Sunday 22 September 2013

To secure for the capitalists, by hand or by brain, the full fruits of everybody else's labour ...


Fresh from inflicting incomparable suffering on sick and disabled people (10,000 people have died shortly after the Con-Dem Work Capability Assessment) the incomparable Chris Grayling has warned of the terrible consequences of raising taxes on very rich people. Such a selfish, envious act, he counsels, would only come back to haunt us because we would “clobber” wealth creators.

It would be remiss, therefore, not to investigate this mysterious alchemy of wealth creation and the strange degree to which it believed to be the exclusive property of the very rich.

The very rich in the UK at the moment can be divided into three categories:

1. Major shareholders in corporations. Not small investors but large institutions owning hundreds or thousands of shares – other companies, banks, hedge funds, pension funds, extremely wealthy individuals. They all receive dividends paid out of the company’s profit. Theirs is an entirely passive role, they do nothing to create wealth; they just get it. The economist David Schweickart has called this a “tax on enterprise”

2. Large companies owning natural resources or monopolies such as water, electricity generation or the railways. They were frequently gifted these resources from the government or bought them for a song. They do all they can to sweat these assets as comprehensively as they can, clobbering (to use a current phrase) their largely captive market of customers for the benefit of their shareholders (see category 1). Wealth creation is not one of their activities.

3. Private landlords. Not all very rich but large companies are moving into this field and property companies are becoming darlings of the stock market. Landlords obviously make money through rent, the receiving of money by virtue of owning an asset in the first instance. As private tenants know all too well, they do very little, frequently sweet fanny adams, to maintain or, heaven forbid, improve these assets. Wealth creation, my foot.

Do entrepreneurs exist? Of course they do. But to deliberately equate them with capitalists is ideological subterfuge of the first order, and to downplay the immense contribution of workers (whose product is appropriated) to wealth creation, equally deceptive. "As any economist will confirm," writes Schweickart, "unless labour costs are less than the value added by labour, there will be no profit." Society needs new creations, new ways of doing things; it needs entrepreneurship that benefits everybody. What it does not need is the siphoning of the massive wealth it creates to tiny minorities.

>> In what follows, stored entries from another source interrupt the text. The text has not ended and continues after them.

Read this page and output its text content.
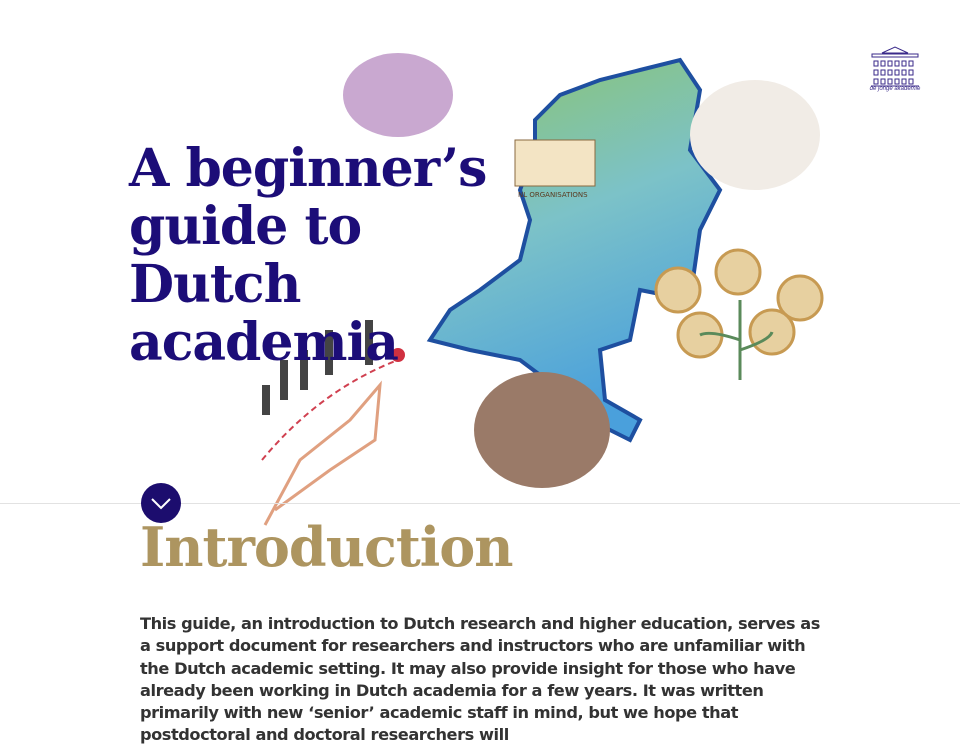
NL ORGANISATIONS
A beginner’s guide to Dutch academia
de jonge akademie
Introduction

This guide, an introduction to Dutch research and higher education, serves as a support document for researchers and instructors who are unfamiliar with the Dutch academic setting. It may also provide insight for those who have already been working in Dutch academia for a few years. It was written primarily with new ‘senior’ academic staff in mind, but we hope that postdoctoral and doctoral researchers will
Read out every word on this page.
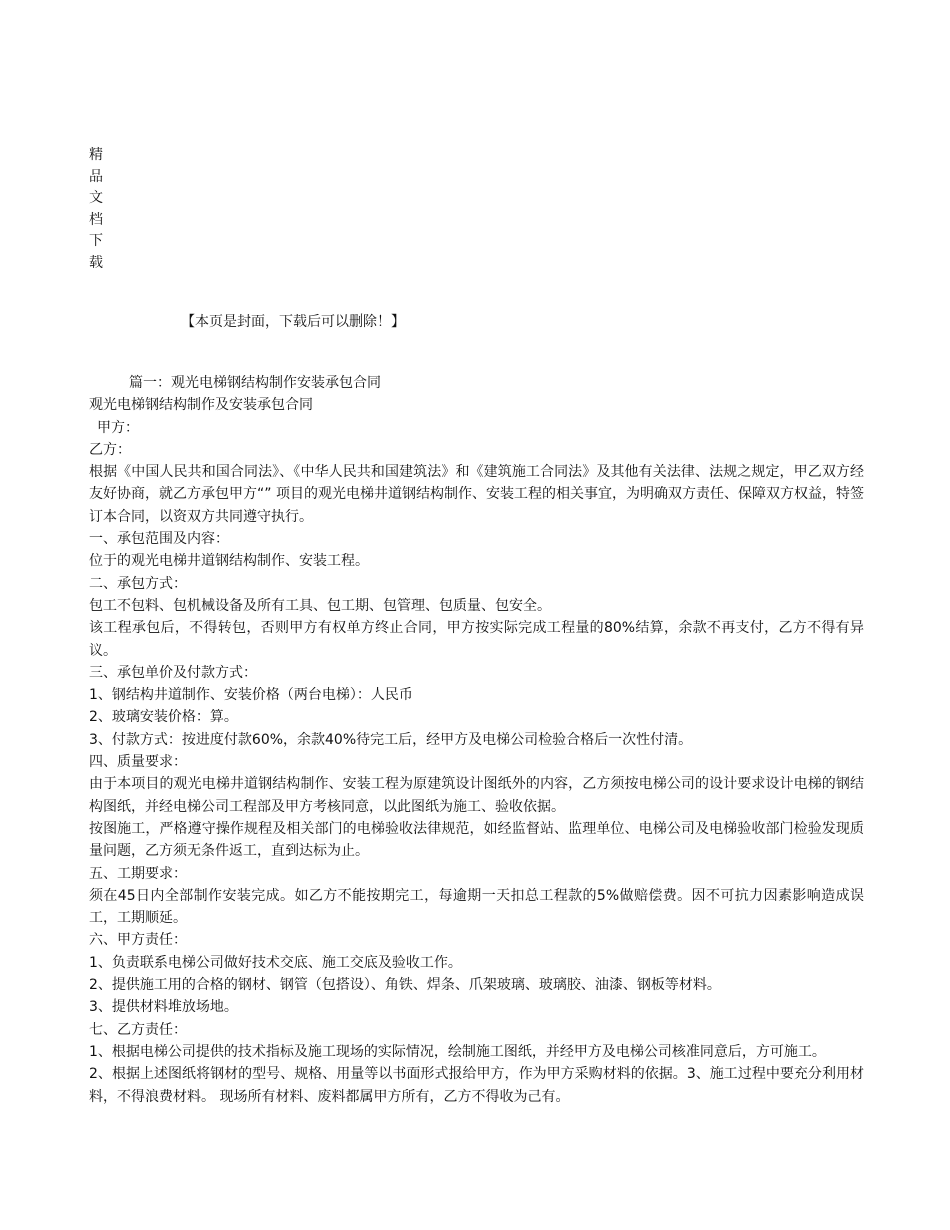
精
品
文
档
下
载
【本页是封面，下载后可以删除！】

篇一：观光电梯钢结构制作安装承包合同

观光电梯钢结构制作及安装承包合同

甲方：

乙方：

根据《中国人民共和国合同法》、《中华人民共和国建筑法》和《建筑施工合同法》及其他有关法律、法规之规定，甲乙双方经友好协商，就乙方承包甲方“” 项目的观光电梯井道钢结构制作、安装工程的相关事宜，为明确双方责任、保障双方权益，特签订本合同，以资双方共同遵守执行。

一、承包范围及内容：

位于的观光电梯井道钢结构制作、安装工程。

二、承包方式：

包工不包料、包机械设备及所有工具、包工期、包管理、包质量、包安全。

该工程承包后，不得转包，否则甲方有权单方终止合同，甲方按实际完成工程量的80%结算，余款不再支付，乙方不得有异议。

三、承包单价及付款方式：

1、钢结构井道制作、安装价格（两台电梯）：人民币

2、玻璃安装价格：算。

3、付款方式：按进度付款60%，余款40%待完工后，经甲方及电梯公司检验合格后一次性付清。

四、质量要求：

由于本项目的观光电梯井道钢结构制作、安装工程为原建筑设计图纸外的内容，乙方须按电梯公司的设计要求设计电梯的钢结构图纸，并经电梯公司工程部及甲方考核同意，以此图纸为施工、验收依据。

按图施工，严格遵守操作规程及相关部门的电梯验收法律规范，如经监督站、监理单位、电梯公司及电梯验收部门检验发现质量问题，乙方须无条件返工，直到达标为止。

五、工期要求：

须在45日内全部制作安装完成。如乙方不能按期完工，每逾期一天扣总工程款的5%做赔偿费。因不可抗力因素影响造成误工，工期顺延。

六、甲方责任：

1、负责联系电梯公司做好技术交底、施工交底及验收工作。

2、提供施工用的合格的钢材、钢管（包搭设）、角铁、焊条、爪架玻璃、玻璃胶、油漆、钢板等材料。

3、提供材料堆放场地。

七、乙方责任：

1、根据电梯公司提供的技术指标及施工现场的实际情况，绘制施工图纸，并经甲方及电梯公司核准同意后，方可施工。

2、根据上述图纸将钢材的型号、规格、用量等以书面形式报给甲方，作为甲方采购材料的依据。3、施工过程中要充分利用材料，不得浪费材料。 现场所有材料、废料都属甲方所有，乙方不得收为己有。
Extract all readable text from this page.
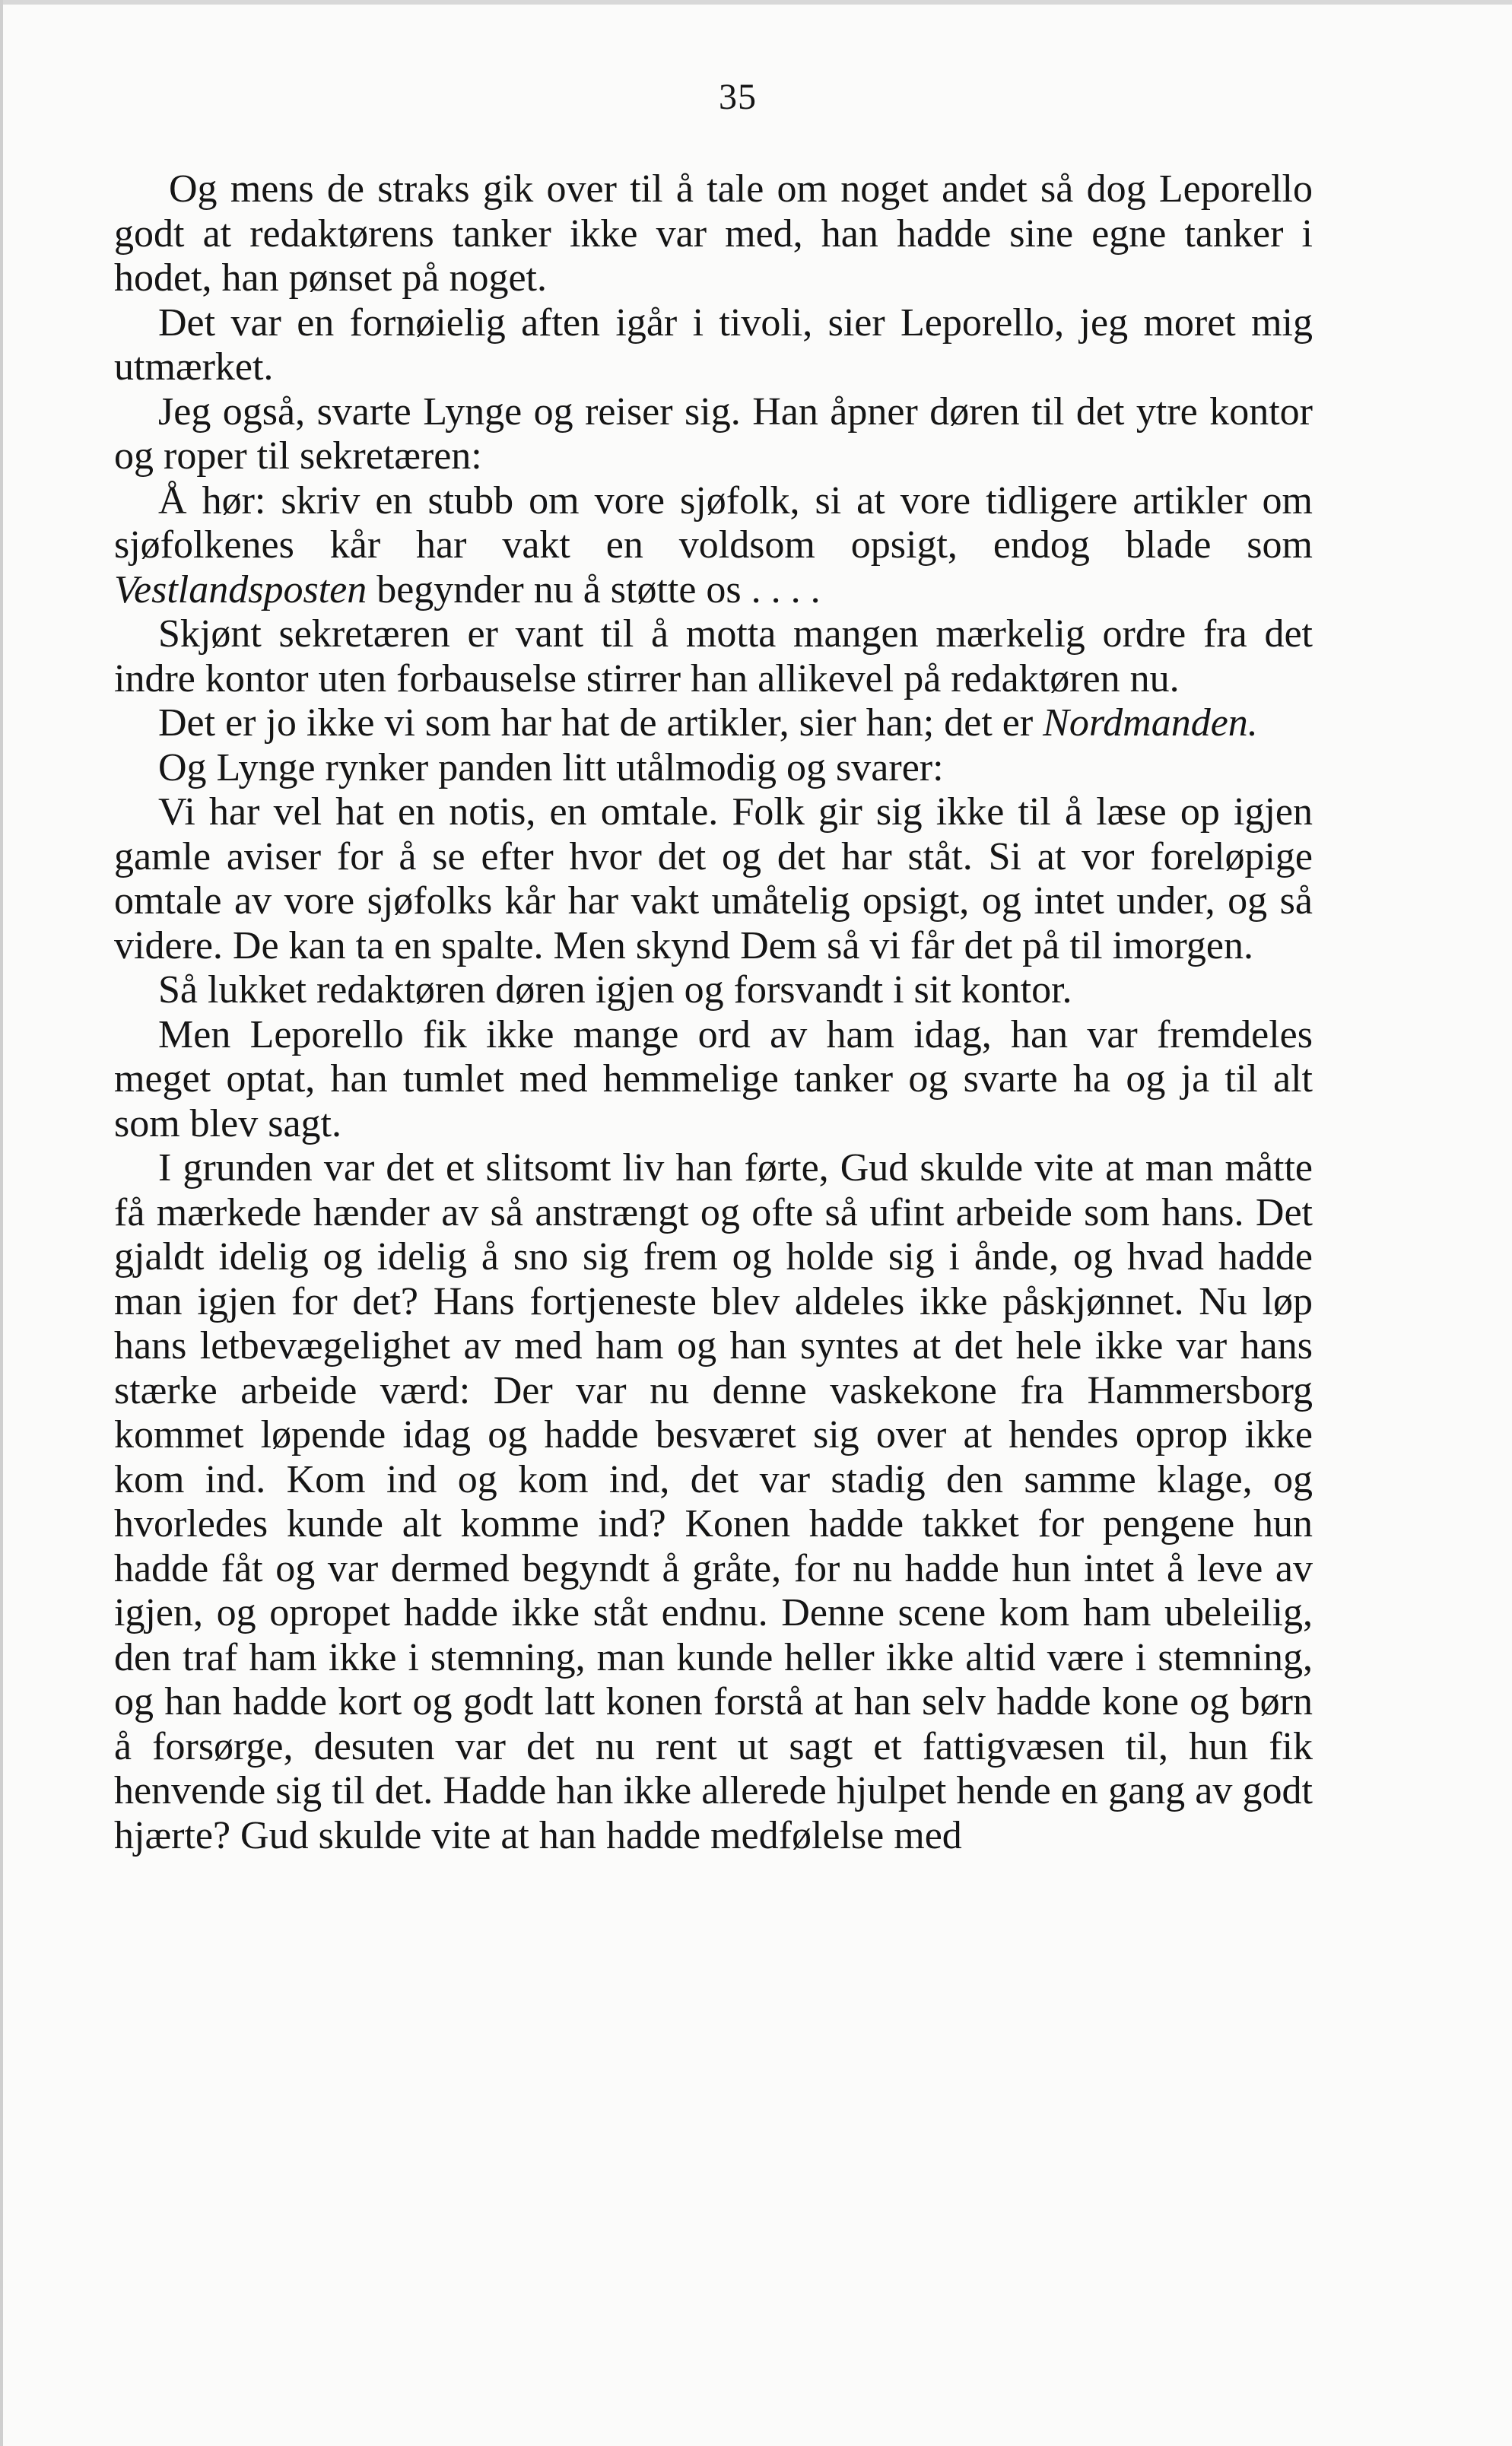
35

Og mens de straks gik over til å tale om noget andet så dog Leporello godt at redaktørens tanker ikke var med, han hadde sine egne tanker i hodet, han pønset på noget.

Det var en fornøielig aften igår i tivoli, sier Leporello, jeg moret mig utmærket.

Jeg også, svarte Lynge og reiser sig. Han åpner døren til det ytre kontor og roper til sekretæren:

Å hør: skriv en stubb om vore sjøfolk, si at vore tidligere artikler om sjøfolkenes kår har vakt en voldsom opsigt, endog blade som Vestlandsposten begynder nu å støtte os . . . .

Skjønt sekretæren er vant til å motta mangen mærkelig ordre fra det indre kontor uten forbauselse stirrer han allikevel på redaktøren nu.

Det er jo ikke vi som har hat de artikler, sier han; det er Nordmanden.

Og Lynge rynker panden litt utålmodig og svarer:

Vi har vel hat en notis, en omtale. Folk gir sig ikke til å læse op igjen gamle aviser for å se efter hvor det og det har ståt. Si at vor foreløpige omtale av vore sjøfolks kår har vakt umåtelig opsigt, og intet under, og så videre. De kan ta en spalte. Men skynd Dem så vi får det på til imorgen.

Så lukket redaktøren døren igjen og forsvandt i sit kontor.

Men Leporello fik ikke mange ord av ham idag, han var fremdeles meget optat, han tumlet med hemmelige tanker og svarte ha og ja til alt som blev sagt.

I grunden var det et slitsomt liv han førte, Gud skulde vite at man måtte få mærkede hænder av så anstrængt og ofte så ufint arbeide som hans. Det gjaldt idelig og idelig å sno sig frem og holde sig i ånde, og hvad hadde man igjen for det? Hans fortjeneste blev aldeles ikke påskjønnet. Nu løp hans letbevægelighet av med ham og han syntes at det hele ikke var hans stærke arbeide værd: Der var nu denne vaskekone fra Hammersborg kommet løpende idag og hadde besværet sig over at hendes oprop ikke kom ind. Kom ind og kom ind, det var stadig den samme klage, og hvorledes kunde alt komme ind? Konen hadde takket for pengene hun hadde fåt og var dermed begyndt å gråte, for nu hadde hun intet å leve av igjen, og opropet hadde ikke ståt endnu. Denne scene kom ham ubeleilig, den traf ham ikke i stemning, man kunde heller ikke altid være i stemning, og han hadde kort og godt latt konen forstå at han selv hadde kone og børn å forsørge, desuten var det nu rent ut sagt et fattigvæsen til, hun fik henvende sig til det. Hadde han ikke allerede hjulpet hende en gang av godt hjærte? Gud skulde vite at han hadde medfølelse med
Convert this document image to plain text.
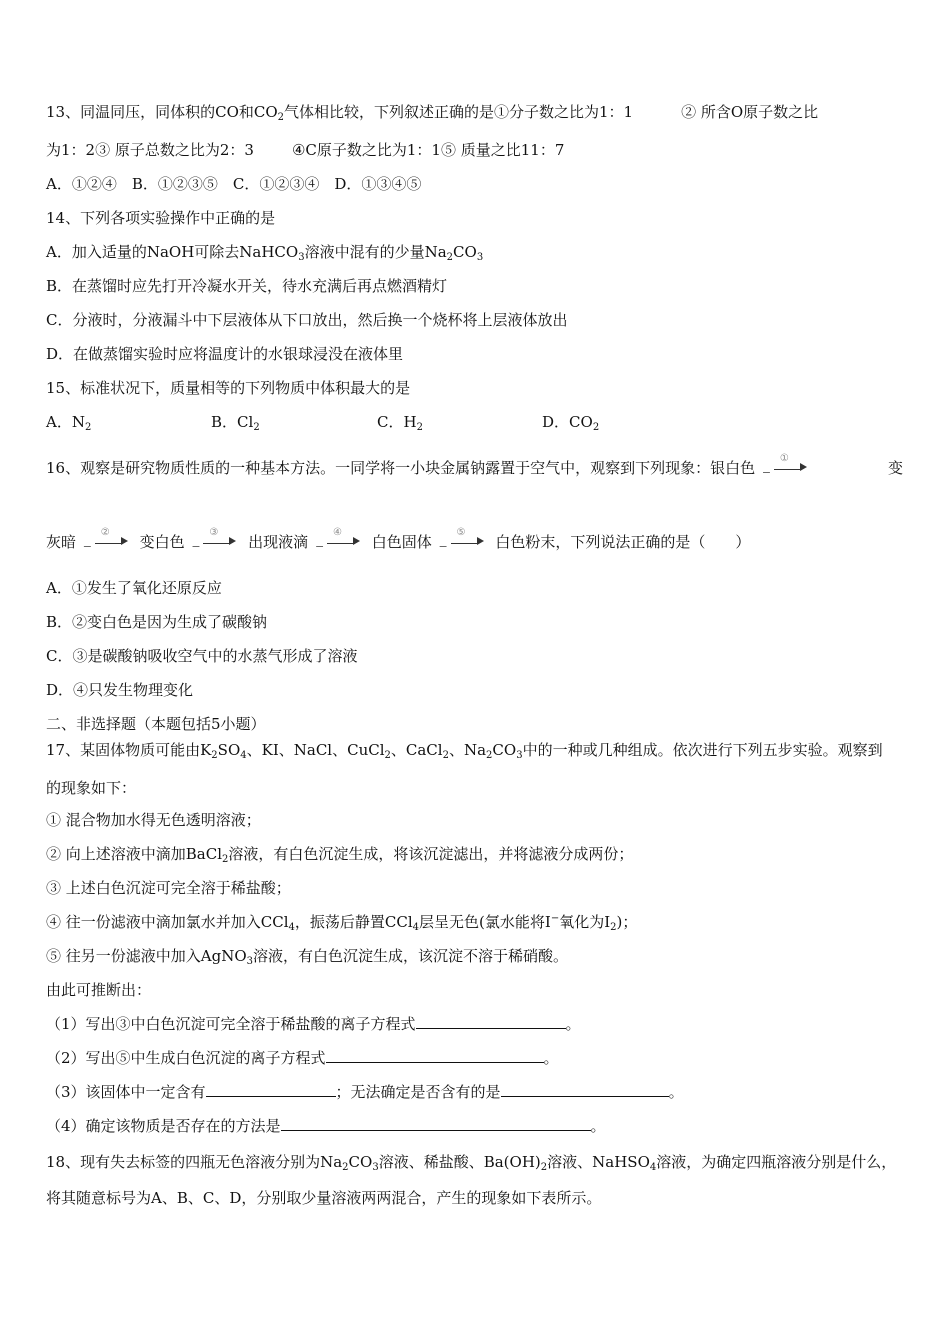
13、同温同压，同体积的CO和$CO_2$气体相比较，下列叙述正确的是①分子数之比为1：1	② 所含O原子数之比
为1：2③ 原子总数之比为2：3	④C原子数之比为1：1⑤ 质量之比11：7
A．①②④　B．①②③⑤　C．①②③④　D．①③④⑤
14、下列各项实验操作中正确的是
A．加入适量的NaOH可除去NaHCO$_3$溶液中混有的少量$Na_2CO_3$
B．在蒸馏时应先打开冷凝水开关，待水充满后再点燃酒精灯
C．分液时，分液漏斗中下层液体从下口放出，然后换一个烧杯将上层液体放出
D．在做蒸馏实验时应将温度计的水银球浸没在液体里
15、标准状况下，质量相等的下列物质中体积最大的是
A．$N_2$	B．$Cl_2$	C．$H_2$	D．$CO_2$
16、观察是研究物质性质的一种基本方法。一同学将一小块金属钠露置于空气中，观察到下列现象：银白色
①
−	变
灰暗
②
−	变白色
③
−	出现液滴
④
−	白色固体
⑤
−	白色粉末，下列说法正确的是（　　）
A．①发生了氧化还原反应
B．②变白色是因为生成了碳酸钠
C．③是碳酸钠吸收空气中的水蒸气形成了溶液
D．④只发生物理变化
二、非选择题（本题包括5小题）
17、某固体物质可能由$K_2SO_4$、KI、NaCl、CuCl$_2$、CaCl$_2$、$Na_2CO_3$中的一种或几种组成。依次进行下列五步实验。观察到
的现象如下：
① 混合物加水得无色透明溶液；
② 向上述溶液中滴加BaCl$_2$溶液，有白色沉淀生成，将该沉淀滤出，并将滤液分成两份；
③ 上述白色沉淀可完全溶于稀盐酸；
④ 往一份滤液中滴加氯水并加入CCl$_4$，振荡后静置CCl$_4$层呈无色(氯水能将I−氧化为$I_2$)；
⑤ 往另一份滤液中加入AgNO$_3$溶液，有白色沉淀生成，该沉淀不溶于稀硝酸。
由此可推断出：
（1）写出③中白色沉淀可完全溶于稀盐酸的离子方程式	。
（2）写出⑤中生成白色沉淀的离子方程式	。
（3）该固体中一定含有	；无法确定是否含有的是	。
（4）确定该物质是否存在的方法是	。
18、现有失去标签的四瓶无色溶液分别为$Na_2CO_3$溶液、稀盐酸、$Ba(OH)_2$溶液、NaHSO$_4$溶液，为确定四瓶溶液分别是什么，
将其随意标号为A、B、C、D，分别取少量溶液两两混合，产生的现象如下表所示。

It occurs to me that the late, socialist Clause 4 of the British Labour Party’s constitution is oddly suited, with some minor adjustments, to the modern-day Conservative Party. The Labour Party does not want it anymore anyway, so it’s going spare.


And the new, improved 2013 version:

To secure for the capitalists, by hand or brain, the full fruits of everybody else’s labour and the most inequitable distribution thereof  that may be possible upon the basis of the private ownership of the means of production, distribution and exchange, and best obtainable system of undemocratic and hierarchical administration and control of each industry or service.

Succinct, catchy, and it captures the Conservatives’ USP perfectly.